In both 2001 and 2008, the Rancho Santa Fe Association’s Lily Award was presented to Hebert for his landscapes. The Rancho Santa Fe Covenant presents awards to built designs that celebrate excellence in architecture in the tradition of historic Rancho Santa Fe.
Hebert also has an interest in historic landscapes and enjoys the opportunity to research and design based on original designs while updating the design to fit current lifestyles.
Downtown, Hebert was the landscape architect for the renovation of the Britt Scripps Inn at Fourth Avenue and Maple Street in Bankers Hill. The concept of the boutique hotel landscape is that Victorian-era owners traveled the world and brought plants back from the tours.
Another historic home project created by Hebert is the 1905 Alice Lee and Katherine Teats home at 3574 Seventh Ave. by Balboa Park. A major restoration recently completed on the home was designed by Irving Gill with the planting design using many species that were known to have been grown by Kate Sessions.
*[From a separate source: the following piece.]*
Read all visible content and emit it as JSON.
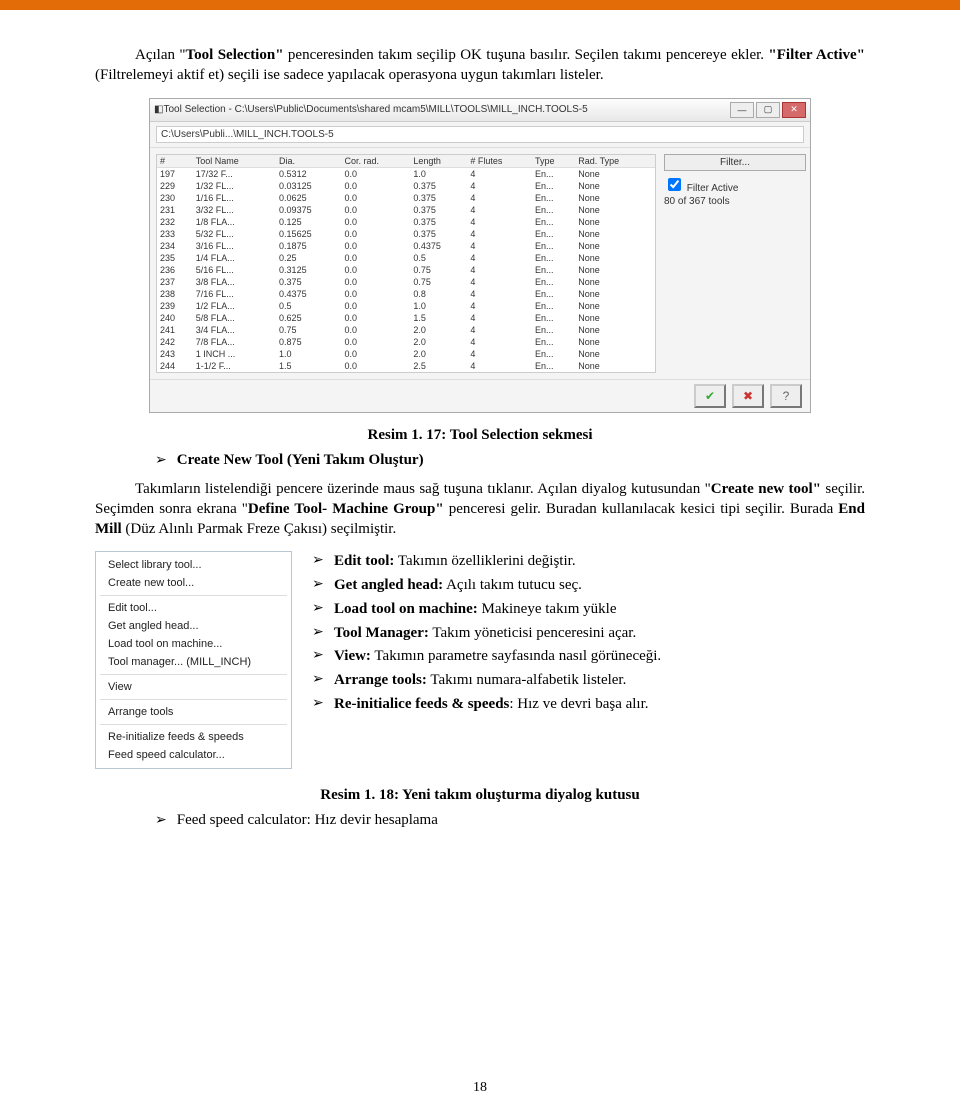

Hebert’s team is currently working pro bono for Generate Hope, generatehope.org, an organization that helps young women recover from forced sex trafficking.
“Generate Hope has been gifted a historic home in Coronado and we are preparing landscape construction documents for the renovation of the former gardens. We are striving to create a landscape that will provide solace and encouragement to the young women,” he said.
Hebert’s current office is in his Bankers Hill courtyard bungalow, where he works with staff members Gail E. Zerbe, a licensed landscape architect, and Mark Fuerte, an AutoCAD specialist who is studying to become a landscape architect. Lola, Hebert’s Portuguese water dog, goes to work every day with Hebert and his wife of 26 years, Valerie, a fiber artist, who shares the office space.
In keeping with his interest in historic landscapes, Hebert and Valerie live in a 1923 historic, Coronado Spanish home that was included in the 2005 Save Heritage Organisation (SOHO) Home Tour. They have two sons, ages 19 and 21.
As a small business owner, Hebert has little spare time, but when he does, he enjoys working in his garden, entertaining friends and family, and riding bikes around Coronado.